高齢者の「朝ごはんが遅い」は早死にのサイン!? 最新研究でわかった意外な関連性

概要

朝食の時間が遅くなることが、高齢者の健康や寿命に関係している可能性がある――そんな衝撃的な研究結果が発表されました。

イギリスの高齢者約3,000人を対象とした長期研究によると、朝食のタイミングが遅くなることで、死亡リスクが有意に高まる傾向があることが判明しました。

ただし、これは「遅い朝食が死を招く」という話ではなく、朝食の時間が健康状態の変化を示す“見えないシグナル”になり得るという指摘です。

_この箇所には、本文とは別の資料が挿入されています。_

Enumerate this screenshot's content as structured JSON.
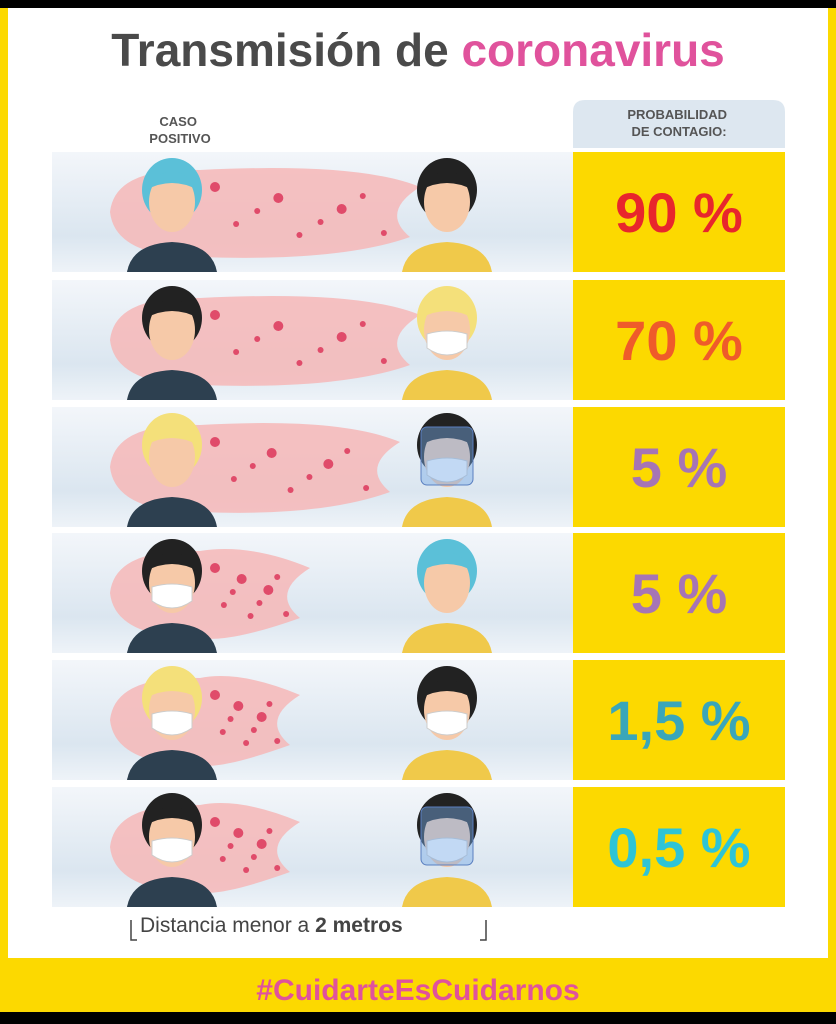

Meal timing trajectories in older adults and their associations with morbidity, genetic profiles, and mortality | Communications Medicine
https://www.nature.com/articles/s43856-025-01035-x

朝食の時間が遅い人ほど死亡リスクが上がる傾向

研究によると、朝食をとる時間が1時間遅れるごとに、死亡リスクが8~11%上昇するという結果が出ています。これは、高齢になるとともに生活リズムが崩れやすくなることが一因と考えられています。

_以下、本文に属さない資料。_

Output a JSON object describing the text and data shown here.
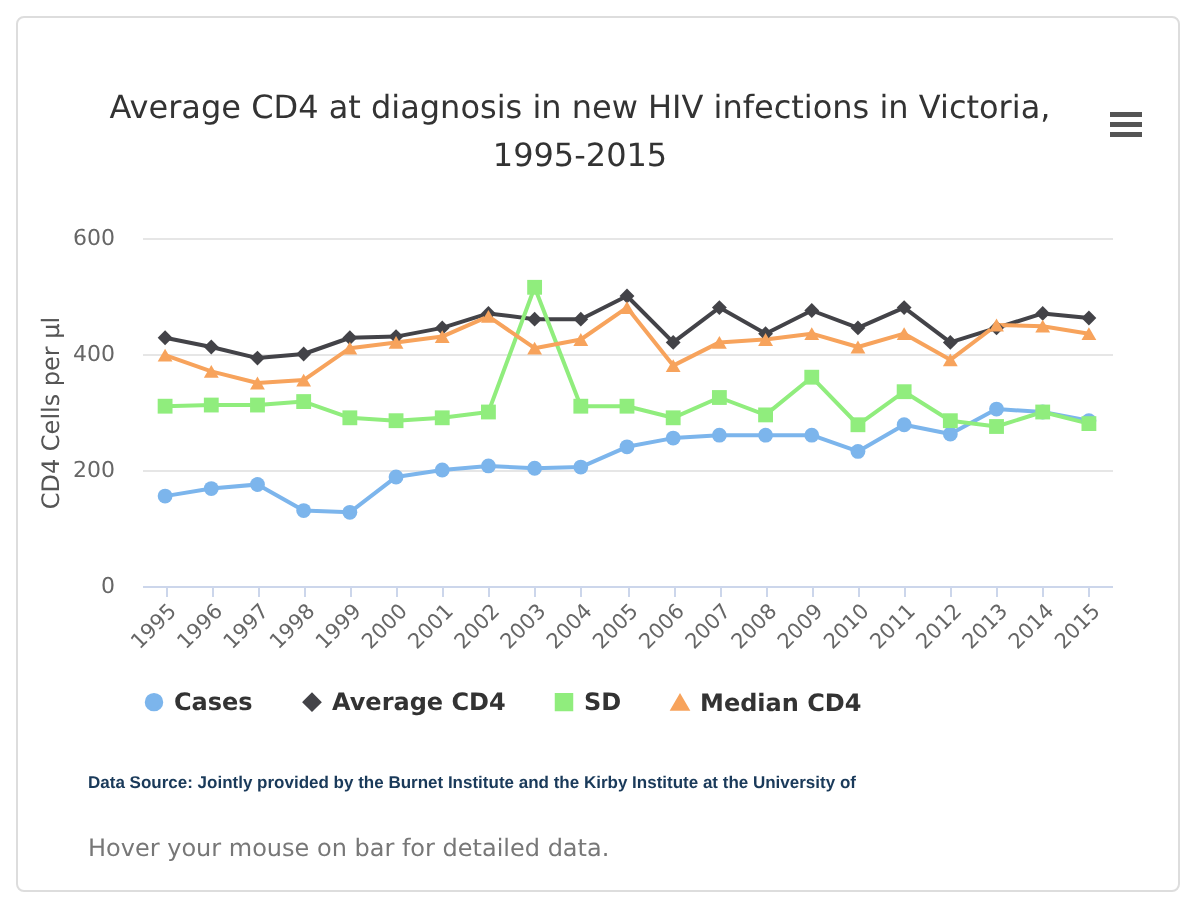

朝食が遅くなることで、1日の食事時間が短くなり、身体の代謝や活動にも影響が及ぶ可能性があると研究者たちは見ています。

食事時間の変化は健康状態の悪化と連動している

分析の結果、高齢者は年齢とともに朝食と夕食の時間が全体的に遅くなり、その傾向は身体的・精神的な健康の低下と関連していました。

朝食が遅くなるから健康が悪くなるのではなく、健康状態の悪化が朝食を遅らせる要因になっている可能性が高いのです。食事時間の変化は、加齢による心身の変調を示す重要なサインかもしれません。

睡眠や生活リズムの乱れが朝食時間に影響

健康状態が悪化すると、睡眠の質が低下したり、朝起きるのが難しくなったりすることがあります。結果として、朝食を食べる時間も遅れがちになります。

また、体力の低下や家事の負担増によって、朝の活動開始が遅れ、食事のタイミングもずれ込むという生活スタイルの変化も見られます。これらが早期の健康リスクを示す兆候になることもあるのです。

食事時間の変化が“見えない警告サイン”になる

この研究が示しているのは、朝食の時間そのものが寿命を左右するということではなく、「朝食の時間の変化」が健康リスクを察知する手がかりになり得るという点です。

研究チームは、食事時間の変化に注目することで、高齢者の健康悪化を早期に発見し、必要なケアを提供するためのツールとして活用できると述べています。医療現場での新たな観察ポイントとして注目されています。